これにより、正式な持ち主以外の者には触れる事もできなくなる。さらに持ち主が船から一定以上の距離、あるいは時間を離れると、自動的に消滅する仕組みだ。交易船では乗船客の一人にいたるまで、厳密に管理されている。
だからこそ、それを持っている限りは乗船客として見なしてもらえる。たとえば、少し船から離れて港の辺りにある出店を見て回る――くらいなら問題なくできる。
だが入国手続きをして門を潜るとなれば話は別だ。まず確実に許可証は消滅。完全に降船扱いとなり、もう船には戻れない。

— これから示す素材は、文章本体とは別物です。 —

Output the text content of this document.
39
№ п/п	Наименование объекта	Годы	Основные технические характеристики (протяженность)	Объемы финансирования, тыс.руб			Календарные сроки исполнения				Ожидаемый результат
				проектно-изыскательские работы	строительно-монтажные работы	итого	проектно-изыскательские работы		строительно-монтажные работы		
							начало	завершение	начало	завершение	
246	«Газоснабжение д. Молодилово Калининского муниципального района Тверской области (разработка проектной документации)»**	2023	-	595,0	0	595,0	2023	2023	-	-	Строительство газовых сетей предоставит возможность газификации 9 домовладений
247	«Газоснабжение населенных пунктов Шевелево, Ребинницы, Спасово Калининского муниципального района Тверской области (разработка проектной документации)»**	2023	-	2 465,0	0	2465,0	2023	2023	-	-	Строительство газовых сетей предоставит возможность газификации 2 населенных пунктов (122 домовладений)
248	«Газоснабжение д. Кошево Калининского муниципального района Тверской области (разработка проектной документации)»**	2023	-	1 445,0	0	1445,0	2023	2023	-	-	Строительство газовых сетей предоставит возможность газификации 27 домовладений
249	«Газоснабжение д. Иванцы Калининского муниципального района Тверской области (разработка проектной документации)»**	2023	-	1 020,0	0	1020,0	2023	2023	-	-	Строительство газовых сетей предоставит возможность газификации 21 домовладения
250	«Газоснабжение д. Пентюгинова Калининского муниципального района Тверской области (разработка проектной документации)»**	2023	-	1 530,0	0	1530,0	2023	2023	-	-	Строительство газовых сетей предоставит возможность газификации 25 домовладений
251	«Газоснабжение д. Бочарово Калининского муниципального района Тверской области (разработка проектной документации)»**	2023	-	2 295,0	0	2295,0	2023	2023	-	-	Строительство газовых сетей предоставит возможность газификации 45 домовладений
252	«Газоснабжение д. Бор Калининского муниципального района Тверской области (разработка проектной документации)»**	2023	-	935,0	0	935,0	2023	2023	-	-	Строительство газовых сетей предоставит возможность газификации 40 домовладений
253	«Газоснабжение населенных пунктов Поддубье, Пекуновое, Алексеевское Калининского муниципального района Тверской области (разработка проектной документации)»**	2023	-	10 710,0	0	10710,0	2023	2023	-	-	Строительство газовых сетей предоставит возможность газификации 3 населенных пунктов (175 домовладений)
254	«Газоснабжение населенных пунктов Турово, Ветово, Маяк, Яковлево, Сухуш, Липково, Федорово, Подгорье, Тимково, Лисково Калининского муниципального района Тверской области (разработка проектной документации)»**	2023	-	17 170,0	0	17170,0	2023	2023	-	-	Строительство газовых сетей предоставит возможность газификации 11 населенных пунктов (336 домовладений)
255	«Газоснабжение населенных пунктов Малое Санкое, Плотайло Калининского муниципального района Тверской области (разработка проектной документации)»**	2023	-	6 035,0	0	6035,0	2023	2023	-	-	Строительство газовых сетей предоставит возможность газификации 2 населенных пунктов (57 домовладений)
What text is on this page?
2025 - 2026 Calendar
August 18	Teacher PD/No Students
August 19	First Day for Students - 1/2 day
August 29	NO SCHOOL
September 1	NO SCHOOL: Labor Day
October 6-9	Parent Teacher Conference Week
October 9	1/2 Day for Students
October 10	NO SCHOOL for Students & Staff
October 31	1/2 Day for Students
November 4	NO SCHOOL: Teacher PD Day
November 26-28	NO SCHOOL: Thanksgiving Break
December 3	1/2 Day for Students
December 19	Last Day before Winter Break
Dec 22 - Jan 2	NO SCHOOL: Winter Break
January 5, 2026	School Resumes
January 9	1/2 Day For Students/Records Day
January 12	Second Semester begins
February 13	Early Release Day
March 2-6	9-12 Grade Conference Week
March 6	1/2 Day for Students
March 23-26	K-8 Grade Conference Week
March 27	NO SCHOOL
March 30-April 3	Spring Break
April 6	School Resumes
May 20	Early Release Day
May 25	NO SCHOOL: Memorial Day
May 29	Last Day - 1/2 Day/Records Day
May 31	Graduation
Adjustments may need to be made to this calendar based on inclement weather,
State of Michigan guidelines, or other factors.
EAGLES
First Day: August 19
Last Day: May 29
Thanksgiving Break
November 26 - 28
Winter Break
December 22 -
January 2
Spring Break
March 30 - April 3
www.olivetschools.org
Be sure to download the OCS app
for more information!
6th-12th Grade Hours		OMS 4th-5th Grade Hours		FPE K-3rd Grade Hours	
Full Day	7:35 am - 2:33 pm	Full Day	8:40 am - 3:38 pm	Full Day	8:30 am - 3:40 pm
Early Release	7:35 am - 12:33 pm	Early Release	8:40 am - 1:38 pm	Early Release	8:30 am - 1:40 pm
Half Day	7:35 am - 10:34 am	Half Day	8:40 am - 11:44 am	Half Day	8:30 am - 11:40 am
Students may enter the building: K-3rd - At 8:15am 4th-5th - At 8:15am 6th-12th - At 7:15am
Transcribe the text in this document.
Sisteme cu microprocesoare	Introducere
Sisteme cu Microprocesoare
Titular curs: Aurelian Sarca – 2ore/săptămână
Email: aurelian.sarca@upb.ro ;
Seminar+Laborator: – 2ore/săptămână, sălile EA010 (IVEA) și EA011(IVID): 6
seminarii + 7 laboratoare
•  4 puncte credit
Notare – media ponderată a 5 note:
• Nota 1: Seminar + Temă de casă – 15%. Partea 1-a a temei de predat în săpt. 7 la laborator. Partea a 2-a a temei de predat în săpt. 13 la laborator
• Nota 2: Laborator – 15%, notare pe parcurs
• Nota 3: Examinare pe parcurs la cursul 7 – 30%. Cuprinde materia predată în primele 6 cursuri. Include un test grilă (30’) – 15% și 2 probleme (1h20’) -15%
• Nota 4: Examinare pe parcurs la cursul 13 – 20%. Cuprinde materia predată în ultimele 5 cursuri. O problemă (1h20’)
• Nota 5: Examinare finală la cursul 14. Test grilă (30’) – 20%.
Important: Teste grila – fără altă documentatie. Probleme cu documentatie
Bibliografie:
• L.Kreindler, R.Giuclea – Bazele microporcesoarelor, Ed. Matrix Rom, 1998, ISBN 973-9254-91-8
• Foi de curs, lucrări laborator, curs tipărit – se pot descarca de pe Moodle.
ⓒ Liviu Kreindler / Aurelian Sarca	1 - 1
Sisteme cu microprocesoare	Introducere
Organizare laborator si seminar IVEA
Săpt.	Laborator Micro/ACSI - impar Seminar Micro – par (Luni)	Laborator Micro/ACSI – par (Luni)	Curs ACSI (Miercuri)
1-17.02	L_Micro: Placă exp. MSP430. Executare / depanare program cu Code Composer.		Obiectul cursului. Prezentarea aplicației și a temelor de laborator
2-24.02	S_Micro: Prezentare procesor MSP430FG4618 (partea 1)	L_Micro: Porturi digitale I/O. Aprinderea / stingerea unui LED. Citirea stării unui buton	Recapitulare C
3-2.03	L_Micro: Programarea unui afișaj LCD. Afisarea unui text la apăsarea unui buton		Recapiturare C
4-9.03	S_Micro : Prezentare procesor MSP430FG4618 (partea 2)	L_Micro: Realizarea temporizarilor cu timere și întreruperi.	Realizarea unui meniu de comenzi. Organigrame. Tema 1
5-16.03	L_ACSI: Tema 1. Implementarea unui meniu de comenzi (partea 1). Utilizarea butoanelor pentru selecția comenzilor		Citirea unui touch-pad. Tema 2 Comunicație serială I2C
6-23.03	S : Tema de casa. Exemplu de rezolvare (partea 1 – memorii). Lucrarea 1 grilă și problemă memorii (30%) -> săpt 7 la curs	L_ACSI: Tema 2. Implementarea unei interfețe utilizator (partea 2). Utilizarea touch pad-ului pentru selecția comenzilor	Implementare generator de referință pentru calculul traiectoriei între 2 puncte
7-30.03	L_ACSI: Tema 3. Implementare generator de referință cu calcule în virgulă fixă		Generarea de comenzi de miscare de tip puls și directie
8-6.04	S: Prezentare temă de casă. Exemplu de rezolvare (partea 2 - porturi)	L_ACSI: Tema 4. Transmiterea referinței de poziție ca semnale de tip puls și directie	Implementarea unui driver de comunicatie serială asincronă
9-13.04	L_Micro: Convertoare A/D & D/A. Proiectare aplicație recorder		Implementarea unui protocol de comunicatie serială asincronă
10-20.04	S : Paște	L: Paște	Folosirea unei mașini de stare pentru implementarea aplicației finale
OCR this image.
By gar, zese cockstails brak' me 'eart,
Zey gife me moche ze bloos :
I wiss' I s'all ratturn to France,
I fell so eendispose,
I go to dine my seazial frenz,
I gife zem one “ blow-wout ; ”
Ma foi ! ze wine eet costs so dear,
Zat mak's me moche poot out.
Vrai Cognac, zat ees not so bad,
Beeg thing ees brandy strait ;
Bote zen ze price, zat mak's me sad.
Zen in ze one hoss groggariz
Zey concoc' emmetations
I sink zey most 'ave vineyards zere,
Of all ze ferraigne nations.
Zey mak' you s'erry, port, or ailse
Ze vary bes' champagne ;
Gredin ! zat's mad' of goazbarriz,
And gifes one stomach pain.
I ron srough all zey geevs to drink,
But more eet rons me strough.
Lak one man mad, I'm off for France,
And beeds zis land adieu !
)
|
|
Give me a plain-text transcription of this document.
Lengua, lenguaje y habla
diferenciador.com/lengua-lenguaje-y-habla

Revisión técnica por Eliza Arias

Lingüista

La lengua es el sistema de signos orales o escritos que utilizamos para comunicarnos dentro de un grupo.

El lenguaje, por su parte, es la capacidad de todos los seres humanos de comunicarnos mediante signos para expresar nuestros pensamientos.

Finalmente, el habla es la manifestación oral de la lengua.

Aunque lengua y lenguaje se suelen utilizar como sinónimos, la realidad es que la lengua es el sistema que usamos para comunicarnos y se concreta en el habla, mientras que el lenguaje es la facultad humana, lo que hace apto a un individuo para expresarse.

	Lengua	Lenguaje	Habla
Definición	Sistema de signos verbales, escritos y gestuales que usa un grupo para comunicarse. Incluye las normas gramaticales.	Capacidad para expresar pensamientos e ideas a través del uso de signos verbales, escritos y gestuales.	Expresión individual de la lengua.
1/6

いくら顔見知りが乗っているとはいえ、そんなぬるい理由で容赦をしてくれる連中じゃないから、近づけばリナ諸共攻撃されるのがオチだろう。
「そーなんだー……ちぇっ! ざーんねん」
リナはていっ! と道端の小石を蹴る。その際、背中までまっすぐに伸ばされた銀色の髪がサア、と揺れた。
それを見て、シキとしては逆に聞いてみたくなる。
「そういうお前は、どこから来たんだ? この街の連中とは、ちょっと違うっぽいけど」
「え? ああそうね。私は…………」
その一瞬――それまで天真爛漫そのものだったリナの表情が陰る。
それにシキはすぐに気づいたが、どういう意味かはまでは分からない。
そして深く考える前に、リナはそれが嘘だったかのように、パァッと表情に花を咲かせた。
「ここから北にある国から来たの! この髪と目は、北の地域の特徴なのよ!」
「…………そっか」
その殊更明るく振る舞うような声を前にして。
なんていう国? とまではさすがのシキも聞けなかった。
だが、それで。
「ちょっと待ちなさい。北――――ですって?」
――鋭い声。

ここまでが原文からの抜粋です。